Model and Computation

Blocks are responsible for easing building computational graph. Given two-phase procedure that first builds computational graph, then executes that graph, each object (including but not limiting to blocks) who actually needs to do computation has its own computational components, a graph and a session. If no higher level one is given, the block will create a suite of its own; otherwise, it will use what it is given.

Graph

A model’s construction is separated from its execution environment.

To use most classes, its setup method should be called before anything else. This is tied with Tensorflow’s two-stage execution mechanism: first build the computational graph in python, then run the graph in the back end. The setup of most classes build and do necessary initialization for the first stage of the computation. The caller is responsible for passing in the right data for setup.

setup should be called under a tf.Graph() umbrella, which is in the simplest case is a context manager that open a default graph:

TODO: build the umbrella within.

with self.graph.as_default():
    # Graph building codes here

That is to say if you are going to use certain class standalone, a graph context manager is needed.

Each System takes a graph argument on construction. If no one is given, it will create one internally. So no explicit graph umbrella is needed.

Session

TODO: abstract this within

A graph hold all created blocks. To actually run the computational graph, all computational methods has an sess argument to take an opened tf.Session() to run within, thus any upper level execution environment could be passed down.
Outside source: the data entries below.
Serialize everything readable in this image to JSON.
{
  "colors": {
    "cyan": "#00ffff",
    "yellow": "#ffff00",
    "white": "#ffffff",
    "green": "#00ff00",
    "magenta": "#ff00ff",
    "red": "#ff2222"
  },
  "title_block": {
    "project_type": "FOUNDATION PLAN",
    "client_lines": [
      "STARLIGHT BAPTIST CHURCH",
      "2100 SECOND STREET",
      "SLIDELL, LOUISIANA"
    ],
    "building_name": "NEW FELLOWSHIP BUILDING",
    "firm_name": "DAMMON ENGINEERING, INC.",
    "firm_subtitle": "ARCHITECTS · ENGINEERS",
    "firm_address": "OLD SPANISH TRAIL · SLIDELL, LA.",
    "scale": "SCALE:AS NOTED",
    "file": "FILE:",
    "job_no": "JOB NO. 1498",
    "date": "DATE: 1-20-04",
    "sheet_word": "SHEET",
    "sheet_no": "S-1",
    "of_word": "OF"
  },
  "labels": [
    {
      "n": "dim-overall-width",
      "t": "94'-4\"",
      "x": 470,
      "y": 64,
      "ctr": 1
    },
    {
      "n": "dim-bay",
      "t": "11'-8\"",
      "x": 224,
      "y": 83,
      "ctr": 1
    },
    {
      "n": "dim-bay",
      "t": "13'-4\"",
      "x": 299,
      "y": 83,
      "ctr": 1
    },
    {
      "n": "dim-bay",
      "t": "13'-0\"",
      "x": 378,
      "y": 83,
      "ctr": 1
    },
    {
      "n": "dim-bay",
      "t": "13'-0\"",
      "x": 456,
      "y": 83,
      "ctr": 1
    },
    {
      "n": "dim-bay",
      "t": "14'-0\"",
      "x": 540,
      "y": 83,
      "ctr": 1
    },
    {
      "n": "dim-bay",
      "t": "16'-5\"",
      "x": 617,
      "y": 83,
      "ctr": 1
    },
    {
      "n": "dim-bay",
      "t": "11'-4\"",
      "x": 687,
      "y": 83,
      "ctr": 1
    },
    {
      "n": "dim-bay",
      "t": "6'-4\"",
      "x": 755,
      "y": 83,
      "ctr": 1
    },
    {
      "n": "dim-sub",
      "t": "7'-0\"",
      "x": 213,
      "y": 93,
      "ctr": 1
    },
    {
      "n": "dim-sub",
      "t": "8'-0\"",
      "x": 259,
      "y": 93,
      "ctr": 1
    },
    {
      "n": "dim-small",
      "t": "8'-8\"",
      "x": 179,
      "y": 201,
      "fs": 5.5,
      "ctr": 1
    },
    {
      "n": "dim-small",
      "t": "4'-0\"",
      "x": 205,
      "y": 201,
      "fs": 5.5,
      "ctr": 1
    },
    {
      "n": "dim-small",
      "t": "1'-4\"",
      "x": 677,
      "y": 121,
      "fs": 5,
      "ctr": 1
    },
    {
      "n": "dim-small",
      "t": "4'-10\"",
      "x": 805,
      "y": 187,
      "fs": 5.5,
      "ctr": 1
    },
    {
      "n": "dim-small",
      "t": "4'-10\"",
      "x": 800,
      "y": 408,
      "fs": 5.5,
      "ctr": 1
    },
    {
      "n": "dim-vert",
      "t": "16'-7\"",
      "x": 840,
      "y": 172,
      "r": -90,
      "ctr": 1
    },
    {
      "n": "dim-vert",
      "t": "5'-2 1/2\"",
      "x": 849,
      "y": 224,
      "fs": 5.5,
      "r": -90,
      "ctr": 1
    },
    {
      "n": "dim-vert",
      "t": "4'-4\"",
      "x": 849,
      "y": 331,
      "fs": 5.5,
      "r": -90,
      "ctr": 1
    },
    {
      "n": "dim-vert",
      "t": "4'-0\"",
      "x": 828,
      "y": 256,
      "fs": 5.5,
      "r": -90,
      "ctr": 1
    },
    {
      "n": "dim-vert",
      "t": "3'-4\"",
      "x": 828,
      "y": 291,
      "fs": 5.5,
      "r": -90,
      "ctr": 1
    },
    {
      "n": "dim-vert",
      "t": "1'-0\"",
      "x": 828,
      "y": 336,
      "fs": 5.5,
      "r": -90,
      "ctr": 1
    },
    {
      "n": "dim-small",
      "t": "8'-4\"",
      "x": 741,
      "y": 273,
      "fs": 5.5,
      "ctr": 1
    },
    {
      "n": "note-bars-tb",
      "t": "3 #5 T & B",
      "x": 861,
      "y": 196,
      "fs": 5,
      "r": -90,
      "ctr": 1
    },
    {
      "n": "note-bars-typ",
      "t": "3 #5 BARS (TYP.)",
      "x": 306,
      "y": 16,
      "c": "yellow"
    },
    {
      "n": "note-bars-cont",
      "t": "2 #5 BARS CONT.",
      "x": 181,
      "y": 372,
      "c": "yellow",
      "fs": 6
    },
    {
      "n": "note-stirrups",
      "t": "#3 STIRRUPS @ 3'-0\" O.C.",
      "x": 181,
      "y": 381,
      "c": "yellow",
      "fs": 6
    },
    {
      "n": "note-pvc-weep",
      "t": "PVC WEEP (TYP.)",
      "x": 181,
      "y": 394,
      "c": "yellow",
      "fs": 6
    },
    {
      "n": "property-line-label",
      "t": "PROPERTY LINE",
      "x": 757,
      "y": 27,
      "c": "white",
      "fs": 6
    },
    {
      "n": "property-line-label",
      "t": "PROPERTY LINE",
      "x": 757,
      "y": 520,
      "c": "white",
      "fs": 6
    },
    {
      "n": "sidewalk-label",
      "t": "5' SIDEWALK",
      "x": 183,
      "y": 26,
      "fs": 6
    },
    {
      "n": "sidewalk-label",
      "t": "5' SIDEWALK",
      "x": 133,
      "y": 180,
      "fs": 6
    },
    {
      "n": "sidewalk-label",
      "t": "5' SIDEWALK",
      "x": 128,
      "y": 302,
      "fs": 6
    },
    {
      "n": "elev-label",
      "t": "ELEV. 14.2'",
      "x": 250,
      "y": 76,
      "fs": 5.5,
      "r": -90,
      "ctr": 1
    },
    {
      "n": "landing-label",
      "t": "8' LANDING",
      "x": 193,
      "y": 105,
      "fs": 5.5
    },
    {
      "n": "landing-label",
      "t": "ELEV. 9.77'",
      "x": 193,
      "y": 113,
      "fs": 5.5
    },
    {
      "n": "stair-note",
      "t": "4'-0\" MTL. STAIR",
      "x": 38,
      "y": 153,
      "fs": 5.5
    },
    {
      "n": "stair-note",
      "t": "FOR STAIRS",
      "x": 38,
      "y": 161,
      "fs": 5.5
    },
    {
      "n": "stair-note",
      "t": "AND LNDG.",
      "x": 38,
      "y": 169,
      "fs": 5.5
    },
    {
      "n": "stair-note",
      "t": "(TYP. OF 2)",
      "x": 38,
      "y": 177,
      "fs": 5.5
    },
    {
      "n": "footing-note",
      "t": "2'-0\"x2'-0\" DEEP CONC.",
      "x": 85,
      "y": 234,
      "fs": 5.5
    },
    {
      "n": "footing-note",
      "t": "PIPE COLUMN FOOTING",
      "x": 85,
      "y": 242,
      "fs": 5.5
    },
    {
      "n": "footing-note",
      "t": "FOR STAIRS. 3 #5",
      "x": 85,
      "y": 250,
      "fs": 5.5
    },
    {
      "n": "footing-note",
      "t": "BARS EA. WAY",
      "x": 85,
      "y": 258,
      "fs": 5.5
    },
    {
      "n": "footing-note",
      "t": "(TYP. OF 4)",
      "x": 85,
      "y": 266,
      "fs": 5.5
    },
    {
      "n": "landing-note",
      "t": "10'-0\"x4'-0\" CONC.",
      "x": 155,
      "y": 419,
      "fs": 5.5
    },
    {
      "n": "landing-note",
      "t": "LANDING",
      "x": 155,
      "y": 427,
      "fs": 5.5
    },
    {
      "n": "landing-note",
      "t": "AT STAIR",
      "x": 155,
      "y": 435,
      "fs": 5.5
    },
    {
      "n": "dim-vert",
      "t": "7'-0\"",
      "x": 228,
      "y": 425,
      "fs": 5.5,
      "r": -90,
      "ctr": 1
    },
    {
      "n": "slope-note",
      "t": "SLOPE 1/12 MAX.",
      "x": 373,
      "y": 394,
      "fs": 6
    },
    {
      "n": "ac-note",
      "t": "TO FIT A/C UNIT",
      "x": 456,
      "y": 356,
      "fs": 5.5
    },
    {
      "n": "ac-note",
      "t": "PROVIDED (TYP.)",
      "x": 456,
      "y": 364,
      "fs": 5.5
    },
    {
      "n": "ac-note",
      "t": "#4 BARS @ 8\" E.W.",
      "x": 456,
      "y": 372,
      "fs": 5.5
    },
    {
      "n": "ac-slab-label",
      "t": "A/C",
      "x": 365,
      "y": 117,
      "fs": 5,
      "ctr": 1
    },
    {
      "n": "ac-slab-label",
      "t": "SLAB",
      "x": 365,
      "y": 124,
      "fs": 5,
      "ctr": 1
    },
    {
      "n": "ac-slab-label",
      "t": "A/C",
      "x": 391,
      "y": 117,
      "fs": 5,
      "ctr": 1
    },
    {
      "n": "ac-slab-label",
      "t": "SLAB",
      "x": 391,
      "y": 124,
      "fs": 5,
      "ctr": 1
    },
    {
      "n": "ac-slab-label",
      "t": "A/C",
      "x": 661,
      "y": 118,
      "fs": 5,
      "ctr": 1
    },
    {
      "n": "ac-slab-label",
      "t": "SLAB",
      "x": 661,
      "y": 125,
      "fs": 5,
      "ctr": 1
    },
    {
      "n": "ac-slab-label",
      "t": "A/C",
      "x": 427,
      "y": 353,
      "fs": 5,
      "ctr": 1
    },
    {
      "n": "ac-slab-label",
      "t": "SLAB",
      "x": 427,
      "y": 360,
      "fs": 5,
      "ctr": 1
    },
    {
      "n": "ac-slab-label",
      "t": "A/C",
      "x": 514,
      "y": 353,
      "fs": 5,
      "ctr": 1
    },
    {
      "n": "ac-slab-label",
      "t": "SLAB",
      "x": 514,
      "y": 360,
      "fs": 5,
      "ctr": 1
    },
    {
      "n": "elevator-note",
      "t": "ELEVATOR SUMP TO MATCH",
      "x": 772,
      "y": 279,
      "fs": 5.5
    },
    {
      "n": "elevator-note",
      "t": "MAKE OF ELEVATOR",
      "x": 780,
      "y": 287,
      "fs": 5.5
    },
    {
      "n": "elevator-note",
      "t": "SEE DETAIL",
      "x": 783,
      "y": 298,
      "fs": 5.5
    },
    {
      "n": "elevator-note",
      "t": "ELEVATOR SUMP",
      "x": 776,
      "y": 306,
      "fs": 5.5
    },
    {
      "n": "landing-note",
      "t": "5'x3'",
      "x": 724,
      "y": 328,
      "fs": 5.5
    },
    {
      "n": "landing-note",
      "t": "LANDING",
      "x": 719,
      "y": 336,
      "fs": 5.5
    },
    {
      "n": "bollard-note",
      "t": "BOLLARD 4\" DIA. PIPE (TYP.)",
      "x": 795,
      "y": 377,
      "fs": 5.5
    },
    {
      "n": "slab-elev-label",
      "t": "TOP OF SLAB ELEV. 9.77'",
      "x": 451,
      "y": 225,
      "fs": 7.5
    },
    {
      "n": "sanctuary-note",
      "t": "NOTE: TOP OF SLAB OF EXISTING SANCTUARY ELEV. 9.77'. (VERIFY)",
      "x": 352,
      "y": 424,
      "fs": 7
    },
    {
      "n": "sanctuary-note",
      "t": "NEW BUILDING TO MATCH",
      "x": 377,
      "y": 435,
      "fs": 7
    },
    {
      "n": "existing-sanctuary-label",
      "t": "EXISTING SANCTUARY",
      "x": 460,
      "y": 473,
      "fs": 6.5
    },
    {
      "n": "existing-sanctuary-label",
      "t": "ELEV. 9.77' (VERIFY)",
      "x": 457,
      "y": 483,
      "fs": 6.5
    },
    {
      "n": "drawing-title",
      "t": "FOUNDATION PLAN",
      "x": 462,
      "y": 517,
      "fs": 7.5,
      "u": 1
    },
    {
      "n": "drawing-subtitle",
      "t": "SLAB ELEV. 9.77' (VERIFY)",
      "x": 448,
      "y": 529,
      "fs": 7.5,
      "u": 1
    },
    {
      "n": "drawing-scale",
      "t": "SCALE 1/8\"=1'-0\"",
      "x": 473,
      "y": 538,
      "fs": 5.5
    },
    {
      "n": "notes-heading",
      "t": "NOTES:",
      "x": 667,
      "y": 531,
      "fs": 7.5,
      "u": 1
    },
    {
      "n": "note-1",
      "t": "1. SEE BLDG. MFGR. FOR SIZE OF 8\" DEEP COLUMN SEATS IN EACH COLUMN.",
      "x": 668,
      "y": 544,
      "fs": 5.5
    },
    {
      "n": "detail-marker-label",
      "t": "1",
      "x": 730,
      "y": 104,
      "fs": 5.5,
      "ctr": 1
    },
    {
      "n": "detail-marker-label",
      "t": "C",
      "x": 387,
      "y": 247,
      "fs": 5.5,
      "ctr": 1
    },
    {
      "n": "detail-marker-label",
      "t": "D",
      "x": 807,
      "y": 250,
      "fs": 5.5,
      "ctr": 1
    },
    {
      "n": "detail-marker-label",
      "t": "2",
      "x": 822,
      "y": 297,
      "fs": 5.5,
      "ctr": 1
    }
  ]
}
The upper level code is responsible to set up a session. In such a way, computational graph construction does not need to take care of execution. However, for certain class, such as a Survivor, if an upper level session does not exist, a default one will be created for the execution for convenience.

This allows a model to be deployed on various execution environment.

Design Principles

Compactness

The design principle is to make the number of concepts exist at the same time as small as possible.

LEGO Blocks

The coding process is to assembly various smaller blocks to form necessary functional larger blocks.

The top level concept is a survivor. It models how an agent explore the world by learning in order to survive, though the world has not been modeled yet. Up to now, it could be certain virtual reality world that simulate the physical world to provide environment to the survivor.

A Survivor assemblies together a Sensor, a Brain and a KongFu. A Sensor assemblies together Jokers and data Sources. A Brain assemblies together a number of ProcessingLayer to form a neural networking.

Distributed Composition

Every sub-block of a large block should be self-contained. A large block only needs minimum amount of information from a sub block. They communicate through I/O interfaces. So the hierarchical composition scale up in a distributed way and could goes arbitrary deep with manageable complexity.